I am exhausted. Exhausted to the extent where I find myself writing an utterly downcast, disheartened blog post on what I otherwise like to consider as my safe haven of hope.
I am not the kind of student who ‘dislikes’ school solely because it may be time-consuming or too dull. Rather, I am the kind of student who legitimately enjoys learning to learn, to know, to apply and to love: I enjoy sitting at my desk at home, passing hour by hour just learning. I enjoy reading to learn, writing to learn; I enjoy living to learn.
But what I do not enjoy are the stifling hours filled by pre-packaged confetti of ‘this-is-what-you-should-do-not-because-you-want-to-but-because-I-want-you-to’. I do not enjoy having exaggerated, bloated imperatives down my throat, the faux cries of how what you give me is what will define me. I do not enjoy blindly forgetting that the next 5 hours I’ll spend will reflect almost nothing in my next 613,200. I do not enjoy not enjoying what I otherwise would have enjoyed if it hadn’t been forced into the hours I would have wanted to spend doing other, more important things to me, things that now cannot be enjoyed in those same hours because somewhere in my mind, there’s a beast that whispers something else ‘more important’ has to be done. I do not enjoy losing what makes me human, and if you claim the bombardment of mind-fatiguing, hair-pulling junk will ultimately make me human, I will simply laugh. Because for many years I thought so too, until I realized something close was far too gone.
I understand that the accumulation of what we do now will morph whatever will come next, and the more I put in the more I’ll get out. I understand that what you want me to do is for my benefit; but what I don’t understand is how your quantity overrides your quality. I don’t understand why I must blindly read 12 pages of a textbook I’ll probably forget only for the sake of satisfying your question to whether or not we ‘did the homework’. I would much rather have read 3 pages properly, and perhaps written a poem at the end of it all to crystallize what I have learnt into beauty, maybe infinity.
And you may say I could have written the poem anyways.
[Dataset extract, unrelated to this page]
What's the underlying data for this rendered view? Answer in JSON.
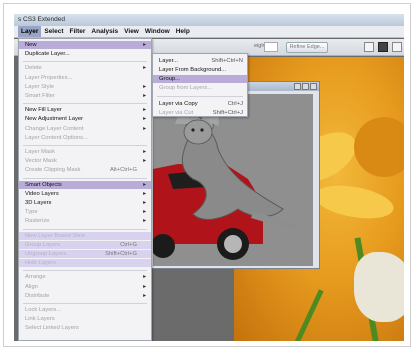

You may say I could have set time aside to do the things I love the most, to walk that haphazard beam of balance you call ‘living a positive life’ and walking off at the end with a smile on my face. And I have to admit, it is my fault sometimes. I do sometimes leave things aside, wasting hours away simply because I dread what will come next.
But it is not my fault that I cannot do the things I love. It is not my fault that I am too exhausted, or too uninspired, to write at the wee hours of day when I used to create the most beautiful of thoughts. It is not my fault I find myself drifting off to sleep, only to awake 3 hours later to hate myself for having dreamt. It is not my fault that I gauge the worth of my day not upon how inspired I was, but how far I had gotten in your never-ending to-do list hastily scratched onto post-its that could have been used for other things.
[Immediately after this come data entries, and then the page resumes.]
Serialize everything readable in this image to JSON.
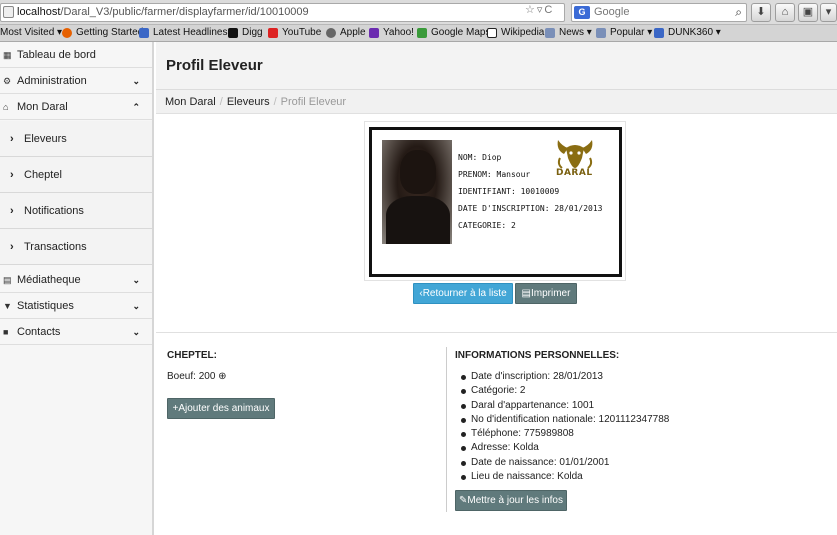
{
  "browser": {
    "url_host": "localhost",
    "url_path": "/Daral_V3/public/farmer/displayfarmer/id/10010009",
    "search_placeholder": "Google",
    "search_engine_letter": "G",
    "bookmarks": [
      {
        "label": "Most Visited ▾",
        "icon": "none"
      },
      {
        "label": "Getting Started",
        "icon": "firefox-icon",
        "color": "#e66000"
      },
      {
        "label": "Latest Headlines ▾",
        "icon": "rss-icon",
        "color": "#3b67c6"
      },
      {
        "label": "Digg",
        "icon": "digg-icon",
        "color": "#111111"
      },
      {
        "label": "YouTube",
        "icon": "youtube-icon",
        "color": "#d22"
      },
      {
        "label": "Apple",
        "icon": "apple-icon",
        "color": "#666666"
      },
      {
        "label": "Yahoo!",
        "icon": "yahoo-icon",
        "color": "#6b2bb0"
      },
      {
        "label": "Google Maps",
        "icon": "maps-icon",
        "color": "#3a9a3a"
      },
      {
        "label": "Wikipedia",
        "icon": "wikipedia-icon",
        "color": "#222222"
      },
      {
        "label": "News ▾",
        "icon": "folder-icon",
        "color": "#7a8fb8"
      },
      {
        "label": "Popular ▾",
        "icon": "folder-icon",
        "color": "#7a8fb8"
      },
      {
        "label": "DUNK360 ▾",
        "icon": "dunk-icon",
        "color": "#3b67c6"
      }
    ]
  },
  "sidebar": {
    "items": [
      {
        "label": "Tableau de bord",
        "icon": "grid-icon",
        "chevron": ""
      },
      {
        "label": "Administration",
        "icon": "gear-icon",
        "chevron": "⌄"
      },
      {
        "label": "Mon Daral",
        "icon": "home-icon",
        "chevron": "⌃"
      },
      {
        "label": "Médiatheque",
        "icon": "film-icon",
        "chevron": "⌄"
      },
      {
        "label": "Statistiques",
        "icon": "filter-icon",
        "chevron": "⌄"
      },
      {
        "label": "Contacts",
        "icon": "book-icon",
        "chevron": "⌄"
      }
    ],
    "subitems": [
      "Eleveurs",
      "Cheptel",
      "Notifications",
      "Transactions"
    ]
  },
  "page": {
    "title": "Profil Eleveur",
    "breadcrumb": [
      "Mon Daral",
      "Eleveurs",
      "Profil Eleveur"
    ]
  },
  "card": {
    "nom": "NOM: Diop",
    "prenom": "PRENOM: Mansour",
    "identifiant": "IDENTIFIANT: 10010009",
    "date_inscription": "DATE D'INSCRIPTION: 28/01/2013",
    "categorie": "CATEGORIE: 2",
    "logo_text": "DARAL"
  },
  "actions": {
    "back_label": "Retourner à la liste",
    "print_label": "Imprimer"
  },
  "cheptel": {
    "title": "CHEPTEL:",
    "line": "Boeuf: 200",
    "add_label": "Ajouter des animaux"
  },
  "infos": {
    "title": "INFORMATIONS PERSONNELLES:",
    "items": [
      "Date d'inscription: 28/01/2013",
      "Catégorie: 2",
      "Daral d'appartenance: 1001",
      "No d'identification nationale: 1201112347788",
      "Téléphone: 775989808",
      "Adresse: Kolda",
      "Date de naissance: 01/01/2001",
      "Lieu de naissance: Kolda"
    ],
    "update_label": "Mettre à jour les infos"
  },
  "colors": {
    "accent_info": "#42a6d6",
    "accent_gray": "#607a7c",
    "logo_gold": "#8a6d12"
  }
}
The first few years were beautiful, when you held my hand and helped me walk across expanses I otherwise wouldn’t have known. But now that you leave me in a scorching desert surrounded by the screams of those who no longer walk not beside me but away from me, I cannot see your beauty anymore.
And I regret that.
I really do.
Give me the hours I’ve lost in making me me and perhaps I will feel better today.